W nocy z czwartku na piątek termometry na sporym obszarze Niemiec wskazały -10 st. C. Na Zugspitze, najwyższym szczycie górskim w kraju, odnotowano nawet -25 st. C. W ciągu dnia temperatura również nie jest zbyt wysoka - niemieccy meteorolodzy przewidują wartości od 0 do -8 st. C, miejscami do -15 st. C. Zimowy piątek mieszkańcy Niemiec spędzą jednak w towarzystwie słońca.
Mroźny weekend
Na sobotnią noc meteorolodzy prognozują gęste chmury nad północno-zachodnimi i środkowymi Niemcami. W wielu miejscach w kraju temperatura spadnie od -5 do 15 st. C, w południowo-wschodnich Niemczech termometry wskażą nawet -23 st. C. Ze względu na tak mroźne noce miasta przygotowały noclegi dla tych najbardziej potrzebujących.
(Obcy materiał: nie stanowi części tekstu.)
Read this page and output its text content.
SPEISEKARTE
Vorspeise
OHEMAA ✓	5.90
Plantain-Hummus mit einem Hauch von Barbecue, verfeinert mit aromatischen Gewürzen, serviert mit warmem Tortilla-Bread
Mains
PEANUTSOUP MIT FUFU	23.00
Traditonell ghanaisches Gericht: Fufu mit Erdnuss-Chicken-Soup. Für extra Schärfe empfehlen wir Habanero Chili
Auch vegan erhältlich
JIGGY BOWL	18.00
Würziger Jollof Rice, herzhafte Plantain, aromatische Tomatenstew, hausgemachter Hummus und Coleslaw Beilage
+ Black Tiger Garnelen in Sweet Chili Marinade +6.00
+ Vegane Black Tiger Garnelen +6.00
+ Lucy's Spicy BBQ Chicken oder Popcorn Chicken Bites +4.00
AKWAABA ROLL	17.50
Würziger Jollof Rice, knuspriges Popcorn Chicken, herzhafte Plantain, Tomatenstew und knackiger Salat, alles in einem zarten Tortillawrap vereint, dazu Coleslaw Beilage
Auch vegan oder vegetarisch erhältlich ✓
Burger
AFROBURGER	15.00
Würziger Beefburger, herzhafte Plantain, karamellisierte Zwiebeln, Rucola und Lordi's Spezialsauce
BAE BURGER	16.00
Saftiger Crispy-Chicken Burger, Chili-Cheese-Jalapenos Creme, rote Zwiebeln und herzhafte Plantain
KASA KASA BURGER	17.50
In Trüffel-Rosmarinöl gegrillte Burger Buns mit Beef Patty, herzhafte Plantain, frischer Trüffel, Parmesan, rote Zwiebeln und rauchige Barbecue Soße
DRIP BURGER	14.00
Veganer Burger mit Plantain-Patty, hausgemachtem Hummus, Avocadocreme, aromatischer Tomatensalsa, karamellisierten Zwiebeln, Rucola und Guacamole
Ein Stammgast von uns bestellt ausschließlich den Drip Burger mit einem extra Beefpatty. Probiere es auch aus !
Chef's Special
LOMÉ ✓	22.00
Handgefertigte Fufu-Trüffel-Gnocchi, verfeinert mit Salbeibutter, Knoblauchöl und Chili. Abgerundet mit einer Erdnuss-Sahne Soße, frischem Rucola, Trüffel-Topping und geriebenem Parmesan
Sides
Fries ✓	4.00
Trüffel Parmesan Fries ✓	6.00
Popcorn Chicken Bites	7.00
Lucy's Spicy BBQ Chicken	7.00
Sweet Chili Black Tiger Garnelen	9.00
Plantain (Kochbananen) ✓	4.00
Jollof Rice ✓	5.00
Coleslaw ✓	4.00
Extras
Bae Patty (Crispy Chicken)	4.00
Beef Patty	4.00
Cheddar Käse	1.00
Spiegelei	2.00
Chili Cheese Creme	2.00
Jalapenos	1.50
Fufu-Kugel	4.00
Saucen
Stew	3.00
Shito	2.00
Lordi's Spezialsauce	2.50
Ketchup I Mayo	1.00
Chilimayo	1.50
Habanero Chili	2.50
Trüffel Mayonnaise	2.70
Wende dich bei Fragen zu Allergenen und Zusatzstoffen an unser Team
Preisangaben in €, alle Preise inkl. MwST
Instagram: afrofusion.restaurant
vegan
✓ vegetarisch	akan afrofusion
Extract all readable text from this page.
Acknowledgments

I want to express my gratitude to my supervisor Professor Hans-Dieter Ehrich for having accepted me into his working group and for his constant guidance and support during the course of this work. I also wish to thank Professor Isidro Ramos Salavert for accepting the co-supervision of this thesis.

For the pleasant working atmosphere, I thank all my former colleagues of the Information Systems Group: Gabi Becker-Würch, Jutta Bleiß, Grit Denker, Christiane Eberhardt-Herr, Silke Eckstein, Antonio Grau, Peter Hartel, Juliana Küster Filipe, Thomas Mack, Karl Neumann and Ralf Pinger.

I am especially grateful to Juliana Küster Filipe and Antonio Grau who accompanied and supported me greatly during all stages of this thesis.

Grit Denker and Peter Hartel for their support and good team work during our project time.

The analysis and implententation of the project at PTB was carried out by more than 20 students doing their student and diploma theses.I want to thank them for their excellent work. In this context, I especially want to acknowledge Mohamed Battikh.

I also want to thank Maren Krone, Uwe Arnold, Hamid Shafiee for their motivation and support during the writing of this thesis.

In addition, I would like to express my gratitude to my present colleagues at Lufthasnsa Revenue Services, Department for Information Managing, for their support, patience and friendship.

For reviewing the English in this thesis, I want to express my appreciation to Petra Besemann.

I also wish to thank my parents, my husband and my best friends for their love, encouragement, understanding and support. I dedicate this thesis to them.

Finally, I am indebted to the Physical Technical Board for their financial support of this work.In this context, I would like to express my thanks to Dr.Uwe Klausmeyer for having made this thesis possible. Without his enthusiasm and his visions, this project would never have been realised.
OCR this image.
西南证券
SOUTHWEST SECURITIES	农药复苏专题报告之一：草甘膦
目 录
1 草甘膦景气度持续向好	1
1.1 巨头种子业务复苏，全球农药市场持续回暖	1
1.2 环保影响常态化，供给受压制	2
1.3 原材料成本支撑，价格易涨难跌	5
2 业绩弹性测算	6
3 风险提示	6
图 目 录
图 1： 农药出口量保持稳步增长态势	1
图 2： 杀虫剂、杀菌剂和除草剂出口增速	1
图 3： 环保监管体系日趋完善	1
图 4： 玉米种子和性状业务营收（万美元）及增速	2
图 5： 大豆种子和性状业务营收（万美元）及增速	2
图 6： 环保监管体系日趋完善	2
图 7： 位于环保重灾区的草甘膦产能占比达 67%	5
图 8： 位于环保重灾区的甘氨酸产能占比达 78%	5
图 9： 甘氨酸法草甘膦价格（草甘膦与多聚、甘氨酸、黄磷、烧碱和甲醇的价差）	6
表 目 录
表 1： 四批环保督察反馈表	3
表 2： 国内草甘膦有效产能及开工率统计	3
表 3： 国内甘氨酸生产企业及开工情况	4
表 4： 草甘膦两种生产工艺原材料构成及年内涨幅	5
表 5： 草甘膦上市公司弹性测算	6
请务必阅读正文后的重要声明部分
Dzień pozostanie chłodny, temperatury będą łagodniejsze na zachodzie i północnym-zachodzie, tam też spodziewamy się opadów śniegu. W niedzielę mieszkańcy Niemiec odnotują niewiele większe wartości. Drogi będą pokryte śniegiem i lodem. Powód do świętowania będą mieli jednak fani sportów zimowych. Na terenach Szwarcwaldu (południowo-zachodnie Niemcy) i Harzu (środkowe Niemcy) panują świetne warunki narciarskie.
Skutki sztormu na północy
Na północy kraju Niemcy muszą się zmagać ze zniszczeniami spowodowanymi przez sztormy na Morzu Bałtyckim, wywołane niżem Axel. Spowodowały one liczne podtopienia w pasie wybrzeża od Flensburga na zachodnim krańcu po wyspę Uznam przy granicy z Polską. Szef Federalnego Urzędu Żeglugi i Hydrografii (BSH) Juergen Holfert ocenił, że była to "największa wywołana sztormem powódź od 2006 roku". Ucierpiały nadmorskie tereny m.in. w Kilonii, Lubece, Rostocku, Flensburgu i Wismarze. Nikt nie został ranny, jak poinformowała policja.
Na wyspie Uznam sztorm spowodował szkody, m.in. niszcząc punkty gastronomiczne i fragmenty nadmorskiej promenady. Nie zakończono jeszcze szacowania rozmiarów strat.
W wielu miejscach wiatr spiętrzył w środę wieczorem morskie wody o 150-170 cm powyżej normalnego poziomu, a w Lubece i Wismarze - o ok. 180 cm. Poziom wody zaczął się później obniżać i choć w czwartek rano w wielu miejscach pozostawał jeszcze dość wysoki, to - jak zapewnił Holfert - niebezpieczeństwo zostało zażegnane.